A number of lenders yesterday announced another increase in mortgage rates offered via brokers, pushing many products above the 6% mark providing yet more bad news for many homeowners and potential homebuyers.
The Halifax, part of Lloyds Banking Group – the UK’s biggest lender, and the Nationwide Building Society have increased rates on new deals. They are among a range of providers to have moved in recent days.
HSBC and TSB raised their rates on Wednesday, less than a week after the Bank of England put up the base rate.
Nationwide increased fixed rates, available through brokers, by up to 0.35% on Thursday, a day after HSBC raised its rates by up to 0.55%, and TSB by up to 0.35%.
The Bank of England surprised markets by raising its benchmark interest rate from 4.5% to 5% last week, in a fresh attempt to tackle the high rate of inflation.

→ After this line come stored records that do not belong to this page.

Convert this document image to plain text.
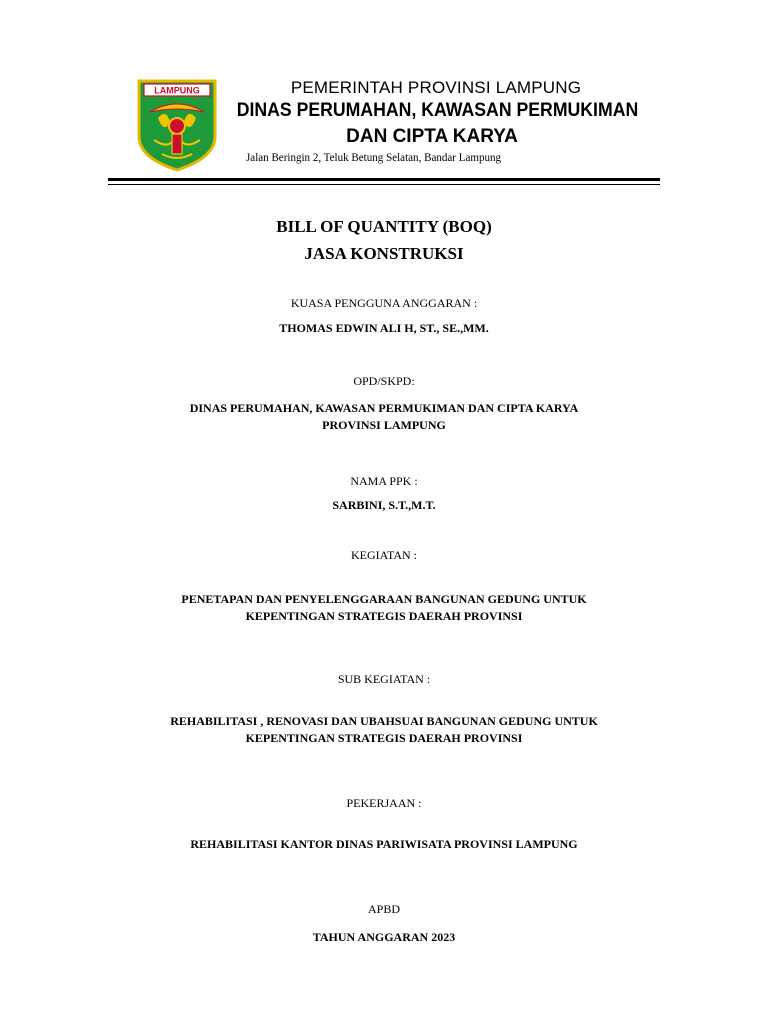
LAMPUNG	PEMERINTAH PROVINSI LAMPUNG
DINAS PERUMAHAN, KAWASAN PERMUKIMAN
DAN CIPTA KARYA
Jalan Beringin 2, Teluk Betung Selatan, Bandar Lampung
BILL OF QUANTITY (BOQ)
JASA KONSTRUKSI
KUASA PENGGUNA ANGGARAN :
THOMAS EDWIN ALI H, ST., SE.,MM.
OPD/SKPD:
DINAS PERUMAHAN, KAWASAN PERMUKIMAN DAN CIPTA KARYA
PROVINSI LAMPUNG
NAMA PPK :
SARBINI, S.T.,M.T.
KEGIATAN :
PENETAPAN DAN PENYELENGGARAAN BANGUNAN GEDUNG UNTUK
KEPENTINGAN STRATEGIS DAERAH PROVINSI
SUB KEGIATAN :
REHABILITASI , RENOVASI DAN UBAHSUAI BANGUNAN GEDUNG UNTUK
KEPENTINGAN STRATEGIS DAERAH PROVINSI
PEKERJAAN :
REHABILITASI KANTOR DINAS PARIWISATA PROVINSI LAMPUNG
APBD
TAHUN ANGGARAN 2023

A number of lenders have also raised buy-to-let mortgage rates, which could feed through to tenants in higher rents.
“As mortgage rates continue to rise, the property market is being pushed further towards a cliff edge and there’s no real help in sight,” mortgage broker Lewis Shaw of Shaw Financial Services said.
Oxford Economics, a consultancy, said it now expected a peak-to-trough drop in house prices of around 13%.
“The high share of fixed-rate deals and a limited rise in unemployment mean we still expect the downturn to be more of a slow puncture, with prices falling steadily over a couple of years, rather than a sudden, sharp drop,” said Andrew Goodwin, Oxford Economics’ chief UK economist.